Dans deux jours, le 12 décembre, la galerie christian berst art brut inaugurera son exposition de fin d’année. Comme dans beaucoup de galeries parisiennes, cette finale consiste en une exposition collective. Cependant, parce que Christian Berst a pour particularité de ne montrer que de l’art brut, il y aura un certain air de famille entre les pièces présentées dans son espace.
Intitulée Variations d’hiver #1, l’exposition se présente d’ailleurs comme une variation sur ce thème dont elle entend souligner la diversité. Celle des origines des artistes tout d’abord, car si l’on s’en tient à la définition que Jean Dubuffet, inventeur du terme, lui donne, les ouvrages d’art brut ont pour particularité d’être « exécutés par des personnes indemnes de culture artistique [1] ». Pouvant l’être pour des raisons idiosyncrasiques ou sociales, ces profils se rencontrent aux quatre coins du globe. On trouvera ainsi, parmi les artistes dont les œuvres sont montrées dans l’exposition, le Brésilien Raimundo Camilo et l’Uruguayen Alexandre García, entre autres nationalités.
La diversité réside aussi dans les époques auxquelles les artistes appartiennent. L’art brut n’est pas un courant limité dans le temps comme le furent l’impressionnisme, le cubisme ou le dadaïsme. On trouvera donc exposées côte à côte les œuvres de Joaquim Vicens Gironella et de Michał Walczyk. Le premier, né en 1911, fut montré lors des débuts de la Compagnie de l’Art brut dans un local prêté par Gaston Gallimard à partir de 1947. Le second, âgé de tout juste trente ans, a jusqu’à présent surtout exposé en Pologne, son pays d’origine.
Enfin, la diversité est formelle, l’art brut s’appliquant à « des productions de toute espèce – dessins, peintures, broderies, figures modelées ou sculptées » pour emprunter à nouveau les mots de Dubuffet. On trouvera en effet, réunis dans cette exposition de fin d’année, des encres, des pastels comme des assemblages.
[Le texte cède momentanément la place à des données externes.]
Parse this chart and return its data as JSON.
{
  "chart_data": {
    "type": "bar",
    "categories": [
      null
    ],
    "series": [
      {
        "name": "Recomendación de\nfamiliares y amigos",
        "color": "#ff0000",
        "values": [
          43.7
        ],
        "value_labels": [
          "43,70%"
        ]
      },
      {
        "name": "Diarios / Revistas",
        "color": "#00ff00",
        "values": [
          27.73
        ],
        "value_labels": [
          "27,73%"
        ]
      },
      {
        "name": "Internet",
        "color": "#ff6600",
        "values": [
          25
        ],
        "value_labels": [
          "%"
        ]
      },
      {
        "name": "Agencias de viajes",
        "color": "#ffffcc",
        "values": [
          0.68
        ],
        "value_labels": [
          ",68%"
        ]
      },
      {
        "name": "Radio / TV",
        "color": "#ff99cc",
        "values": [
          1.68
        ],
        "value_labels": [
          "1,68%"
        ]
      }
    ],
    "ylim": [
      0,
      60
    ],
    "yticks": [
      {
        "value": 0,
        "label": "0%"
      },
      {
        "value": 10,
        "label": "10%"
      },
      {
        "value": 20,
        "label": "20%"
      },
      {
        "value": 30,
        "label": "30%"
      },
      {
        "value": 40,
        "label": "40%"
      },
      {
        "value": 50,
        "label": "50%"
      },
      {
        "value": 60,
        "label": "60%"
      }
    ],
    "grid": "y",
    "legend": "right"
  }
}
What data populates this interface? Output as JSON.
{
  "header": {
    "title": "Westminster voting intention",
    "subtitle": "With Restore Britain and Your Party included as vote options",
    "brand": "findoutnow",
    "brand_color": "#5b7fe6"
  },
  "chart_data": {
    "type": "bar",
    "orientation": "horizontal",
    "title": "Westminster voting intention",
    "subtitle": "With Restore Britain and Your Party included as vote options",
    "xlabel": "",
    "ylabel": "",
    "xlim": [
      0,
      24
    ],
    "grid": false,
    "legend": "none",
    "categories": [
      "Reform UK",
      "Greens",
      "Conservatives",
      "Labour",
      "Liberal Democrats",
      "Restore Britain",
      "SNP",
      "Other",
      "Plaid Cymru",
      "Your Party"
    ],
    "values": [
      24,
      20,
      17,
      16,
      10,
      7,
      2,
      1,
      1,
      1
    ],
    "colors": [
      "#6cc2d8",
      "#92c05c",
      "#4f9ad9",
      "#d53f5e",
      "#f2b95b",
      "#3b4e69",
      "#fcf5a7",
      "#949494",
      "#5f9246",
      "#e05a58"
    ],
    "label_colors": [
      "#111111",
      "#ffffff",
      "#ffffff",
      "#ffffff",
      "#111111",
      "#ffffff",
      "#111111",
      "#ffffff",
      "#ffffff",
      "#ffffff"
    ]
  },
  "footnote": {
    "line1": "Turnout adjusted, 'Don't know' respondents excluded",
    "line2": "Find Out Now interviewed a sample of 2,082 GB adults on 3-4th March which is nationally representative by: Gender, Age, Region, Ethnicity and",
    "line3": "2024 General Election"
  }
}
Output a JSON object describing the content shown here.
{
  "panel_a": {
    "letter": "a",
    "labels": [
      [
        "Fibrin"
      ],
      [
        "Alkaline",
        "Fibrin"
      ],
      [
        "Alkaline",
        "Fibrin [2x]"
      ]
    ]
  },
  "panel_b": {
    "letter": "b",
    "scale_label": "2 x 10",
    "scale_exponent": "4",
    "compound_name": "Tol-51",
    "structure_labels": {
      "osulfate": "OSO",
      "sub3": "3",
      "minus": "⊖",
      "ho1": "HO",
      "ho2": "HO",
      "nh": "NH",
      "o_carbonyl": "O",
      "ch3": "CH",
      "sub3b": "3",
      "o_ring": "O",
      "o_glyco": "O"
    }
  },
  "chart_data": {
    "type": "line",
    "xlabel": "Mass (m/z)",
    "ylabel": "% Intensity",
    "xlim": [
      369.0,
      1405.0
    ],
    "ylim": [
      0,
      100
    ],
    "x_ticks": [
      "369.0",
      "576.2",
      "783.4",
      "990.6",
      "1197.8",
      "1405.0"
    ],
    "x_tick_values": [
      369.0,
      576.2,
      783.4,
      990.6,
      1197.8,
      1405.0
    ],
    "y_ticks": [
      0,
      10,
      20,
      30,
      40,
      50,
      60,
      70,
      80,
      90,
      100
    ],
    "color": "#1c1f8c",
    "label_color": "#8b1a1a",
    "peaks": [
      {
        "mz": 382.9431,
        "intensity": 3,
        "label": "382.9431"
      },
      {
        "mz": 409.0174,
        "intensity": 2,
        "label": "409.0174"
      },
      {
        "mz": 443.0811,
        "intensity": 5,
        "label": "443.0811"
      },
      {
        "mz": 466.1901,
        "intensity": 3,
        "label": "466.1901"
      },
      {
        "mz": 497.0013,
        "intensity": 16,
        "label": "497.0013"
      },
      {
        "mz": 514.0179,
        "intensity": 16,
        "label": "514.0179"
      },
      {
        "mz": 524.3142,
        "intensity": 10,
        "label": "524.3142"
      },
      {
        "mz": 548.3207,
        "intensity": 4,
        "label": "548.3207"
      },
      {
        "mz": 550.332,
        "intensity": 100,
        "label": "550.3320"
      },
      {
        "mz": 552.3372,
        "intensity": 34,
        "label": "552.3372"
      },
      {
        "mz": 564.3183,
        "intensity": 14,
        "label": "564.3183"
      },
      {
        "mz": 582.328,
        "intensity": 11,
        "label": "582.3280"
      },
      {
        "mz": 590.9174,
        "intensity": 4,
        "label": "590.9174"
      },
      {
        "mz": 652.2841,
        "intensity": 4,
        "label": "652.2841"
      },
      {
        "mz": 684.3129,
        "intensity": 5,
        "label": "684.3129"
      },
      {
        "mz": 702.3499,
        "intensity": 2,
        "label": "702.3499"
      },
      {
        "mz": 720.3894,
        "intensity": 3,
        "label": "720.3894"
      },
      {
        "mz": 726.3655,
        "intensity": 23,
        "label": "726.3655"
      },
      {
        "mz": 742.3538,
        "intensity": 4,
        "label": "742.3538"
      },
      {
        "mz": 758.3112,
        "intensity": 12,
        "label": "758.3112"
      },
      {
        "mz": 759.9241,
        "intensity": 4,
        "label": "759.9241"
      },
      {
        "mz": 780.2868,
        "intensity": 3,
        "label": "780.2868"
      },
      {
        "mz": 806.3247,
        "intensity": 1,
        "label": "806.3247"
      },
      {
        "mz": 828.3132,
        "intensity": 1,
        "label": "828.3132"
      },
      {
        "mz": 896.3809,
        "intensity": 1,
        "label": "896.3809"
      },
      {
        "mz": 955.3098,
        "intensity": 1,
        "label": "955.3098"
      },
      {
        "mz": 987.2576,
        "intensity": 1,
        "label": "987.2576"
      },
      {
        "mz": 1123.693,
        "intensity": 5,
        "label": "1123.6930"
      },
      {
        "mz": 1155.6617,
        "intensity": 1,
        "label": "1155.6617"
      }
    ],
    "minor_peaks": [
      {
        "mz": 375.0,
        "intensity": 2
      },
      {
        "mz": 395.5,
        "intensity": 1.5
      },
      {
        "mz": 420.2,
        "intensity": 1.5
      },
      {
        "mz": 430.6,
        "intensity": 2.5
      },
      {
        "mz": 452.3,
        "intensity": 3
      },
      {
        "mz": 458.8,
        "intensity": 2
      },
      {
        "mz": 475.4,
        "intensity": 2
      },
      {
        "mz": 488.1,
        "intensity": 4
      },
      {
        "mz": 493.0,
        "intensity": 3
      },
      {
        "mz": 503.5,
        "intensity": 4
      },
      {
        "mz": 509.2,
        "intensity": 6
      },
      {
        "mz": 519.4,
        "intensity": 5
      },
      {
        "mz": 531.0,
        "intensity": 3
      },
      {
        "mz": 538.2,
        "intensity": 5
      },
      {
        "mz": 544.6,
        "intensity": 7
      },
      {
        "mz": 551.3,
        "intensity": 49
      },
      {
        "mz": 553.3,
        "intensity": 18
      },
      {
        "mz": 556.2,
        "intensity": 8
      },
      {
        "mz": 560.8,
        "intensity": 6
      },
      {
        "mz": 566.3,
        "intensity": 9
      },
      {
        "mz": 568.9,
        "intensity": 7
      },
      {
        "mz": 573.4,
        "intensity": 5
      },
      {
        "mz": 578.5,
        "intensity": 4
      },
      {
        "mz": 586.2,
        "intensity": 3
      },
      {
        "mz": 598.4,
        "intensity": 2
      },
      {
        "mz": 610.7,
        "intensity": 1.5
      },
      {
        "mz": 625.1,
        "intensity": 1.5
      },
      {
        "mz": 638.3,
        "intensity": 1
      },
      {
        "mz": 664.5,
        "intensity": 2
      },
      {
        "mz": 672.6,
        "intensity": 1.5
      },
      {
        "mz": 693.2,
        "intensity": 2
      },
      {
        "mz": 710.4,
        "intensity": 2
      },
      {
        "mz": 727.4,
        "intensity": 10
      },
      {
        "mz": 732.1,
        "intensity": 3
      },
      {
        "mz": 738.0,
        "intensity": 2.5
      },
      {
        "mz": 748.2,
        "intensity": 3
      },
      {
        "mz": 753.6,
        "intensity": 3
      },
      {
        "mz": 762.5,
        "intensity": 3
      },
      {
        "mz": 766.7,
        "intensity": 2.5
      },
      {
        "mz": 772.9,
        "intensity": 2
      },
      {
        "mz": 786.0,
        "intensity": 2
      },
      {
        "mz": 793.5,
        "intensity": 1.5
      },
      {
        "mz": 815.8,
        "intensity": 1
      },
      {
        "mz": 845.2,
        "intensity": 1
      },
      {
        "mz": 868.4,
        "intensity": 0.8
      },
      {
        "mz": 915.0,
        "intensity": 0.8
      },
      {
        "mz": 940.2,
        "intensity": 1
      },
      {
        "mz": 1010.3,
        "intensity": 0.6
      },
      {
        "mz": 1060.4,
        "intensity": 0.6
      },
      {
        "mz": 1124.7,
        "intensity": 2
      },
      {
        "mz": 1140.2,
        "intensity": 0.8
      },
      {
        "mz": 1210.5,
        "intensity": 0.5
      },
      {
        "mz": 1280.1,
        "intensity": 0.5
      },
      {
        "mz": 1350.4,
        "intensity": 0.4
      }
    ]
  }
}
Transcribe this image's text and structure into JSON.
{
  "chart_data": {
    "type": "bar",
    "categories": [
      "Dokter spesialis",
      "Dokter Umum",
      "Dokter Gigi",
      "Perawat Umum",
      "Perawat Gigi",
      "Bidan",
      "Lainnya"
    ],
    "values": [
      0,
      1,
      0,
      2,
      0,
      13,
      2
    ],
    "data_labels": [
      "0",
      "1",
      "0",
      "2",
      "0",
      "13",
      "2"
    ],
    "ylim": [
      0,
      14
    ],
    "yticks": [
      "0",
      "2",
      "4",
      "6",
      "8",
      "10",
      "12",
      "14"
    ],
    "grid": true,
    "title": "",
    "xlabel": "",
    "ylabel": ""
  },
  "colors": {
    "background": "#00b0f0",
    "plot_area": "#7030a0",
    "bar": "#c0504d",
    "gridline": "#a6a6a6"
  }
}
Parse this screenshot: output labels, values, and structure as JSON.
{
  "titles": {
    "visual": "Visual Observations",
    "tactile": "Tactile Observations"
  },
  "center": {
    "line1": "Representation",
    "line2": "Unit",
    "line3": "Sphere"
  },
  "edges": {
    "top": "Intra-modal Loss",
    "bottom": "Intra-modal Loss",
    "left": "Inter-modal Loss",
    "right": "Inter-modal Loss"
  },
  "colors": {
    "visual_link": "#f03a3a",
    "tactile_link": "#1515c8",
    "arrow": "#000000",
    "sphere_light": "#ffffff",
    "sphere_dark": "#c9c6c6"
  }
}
Cependant, au-delà de l’ambition affirmée d’effectuer une variation sur le thème de l’art brut, on ne peut s’empêcher de voir, dans le choix des œuvres retenues, une volonté de montrer des œuvres résonnant avec les idées d’improvisations ou de compositions musicales. La musique semble en effet au cœur des œuvres sélectionnées et c’est aussi en ce sens qu’il faut entendre le terme de variations du titre de ce show.
Il y a bien sûr la sculpture de Pascal Tassini qui assemble, à l’aide de multiples chapelets de nœuds en tissus, un tabouret et un pupitre à partitions. Il y a aussi des formes évocatrices de cet univers comme celle perceptible sur le dessin d’Anna Zemánková, une composition abstraite dont se détache une clef de sol. Il y a également les notations de Yuichi Saito ou de Zdenek Košek qui, par sa courbe pour la première et par l’usage de chiffres, de lettres et de symboles pour la seconde, évoquent les partitions graphiques apparues dans les années cinquante chez les compositeurs férus d’improvisation libre (et sans doute n’est-ce pas un hasard si on trouve des images proches chez les plasticiens de l’art brut). Il y a enfin cette très belle pièce de Josef Karl Rädler réalisée à l’institut psychiatrique où il fut interné à l’âge de 49 ans. Cette aquarelle enluminée représente des oiseaux voletant autour d’un réseau de lignes électriques. Associant leur chant à cette portée simplifiée, le spectateur y verra sans doute une allégorie de la musique dans sa plus libre expression.
Présentée dans la galerie principale de l’espace christian berst art brut, l’exposition est à découvrir jusqu’au 18 janvier 2025.
[1] Jean Dubuffet L’Art Brut préféré aux arts culturels, Paris, René Drouin, 1949.